Stattdessen will der Präsident die private Raumfahrt fördern. Schon seit einigen Jahren entwickeln eine Reihe von Unternehmen Raumfahrzeuge, die für den Transport von Astronauten und Fracht in niedrige Erdumlaufbahnen geeignet sind. Den ersten Schritt hatte 2004 das kalifornischen Unternehmen Scaled Composites mit dem „Space Ship One“
gemacht. Unter Beteiligung von Richard Branson ist daraus inzwischen die Firma Virgin Galactic geworden, die in Kürze suborbitale Touristenflüge an die Grenze zum Weltall aufnehmen will.

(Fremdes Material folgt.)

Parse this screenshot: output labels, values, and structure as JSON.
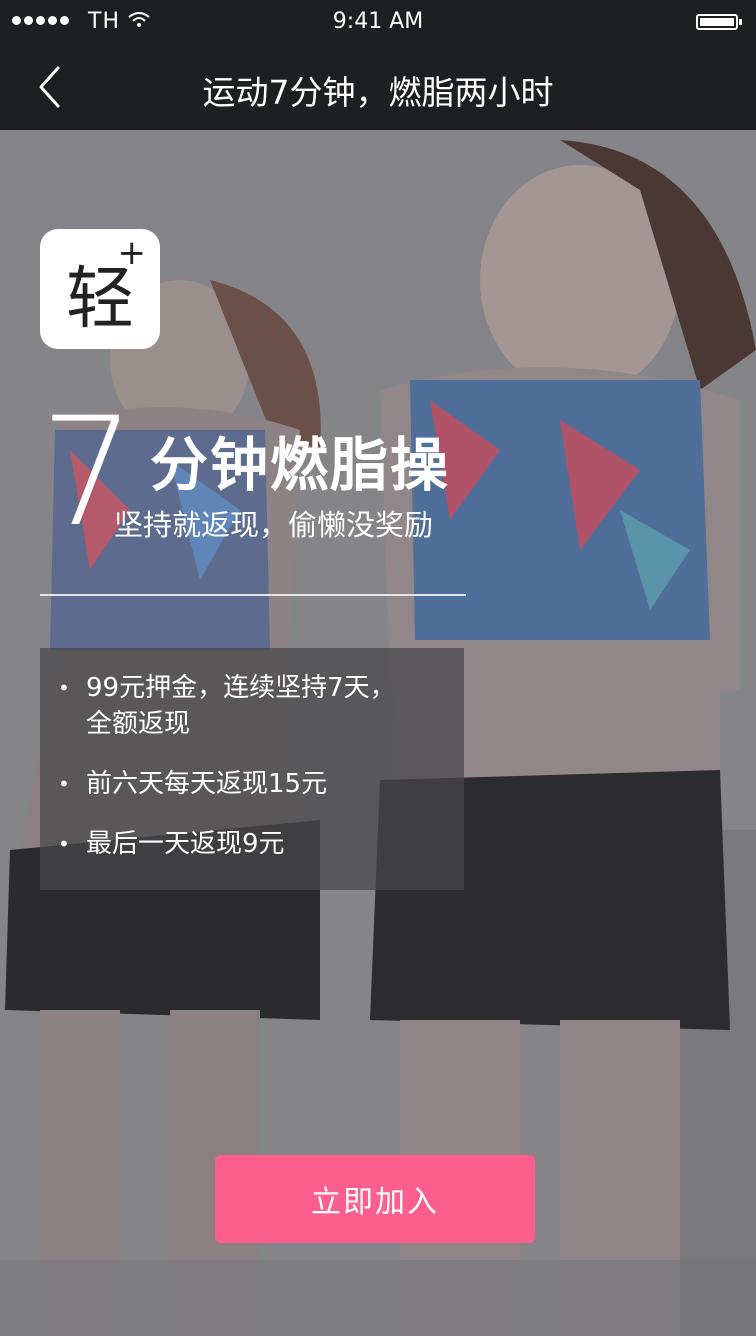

Obamas Pläne heftig kritisiert
Am weitesten fortgeschritten ist zweifellos das Unternehmen Space Exploration Technologies. Es hat zwei unbemannte Raketen vom Typ „Falcon“ entwickelt, mit denen
künftig von einem Startgelände auf den Marshallinseln Fracht zur Raumstation befördert werden soll. Außerdem haben sich die beiden großen amerikanischen Luft- und Raumfahrtunternehmen Boeing und Lockheed Martin zur „United Launch Alliance“ zusammengeschlossen. Ihre Trägerraketen werden schon seit Jahren zum Start von Satelliten
der amerikanischen Luftwaffe eingesetzt und sollen jetzt für die Bedürfnisse der Nasa umgebaut werden.

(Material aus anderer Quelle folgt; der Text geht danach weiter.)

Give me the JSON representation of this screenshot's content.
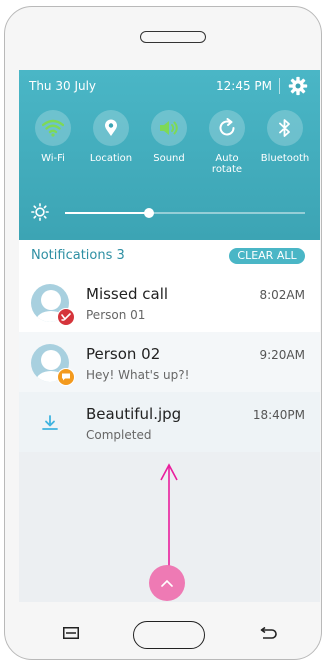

Obwohl noch keine Einzelheiten über die neue Ausrichtung der Nasa bekannt sind, wurden Obamas Pläne schon heftig kritisiert. Der frühere Nasa-Chef Michael Griffin sagte, damit
würde Amerika seine führende Rolle in der bemannten Raumfahrt verlieren. Auch Kongressabgeordnete aus jenen Bundesstaaten, in denen sich Nasa-Einrichtungen mit der bemannten Raumfahrt befassen, sprachen sich gegen die Einstellung des Mond-Programms „Constellation“ aus. So gingen Arbeitsplätze verloren, und die Nasa verabschiede sich endgültig von Raumflügen, die über den Orbit der Raumstation hinausgehen, sagte Senator Bill Nelson aus Florida, der selbst im Jahr 1986 an einem Raumflug teilgenommen hatte. Andere Politiker stellten in Frage, ob private Unternehmen die Sicherheit von Astronauten bei den Flügen gewährleisten könnten.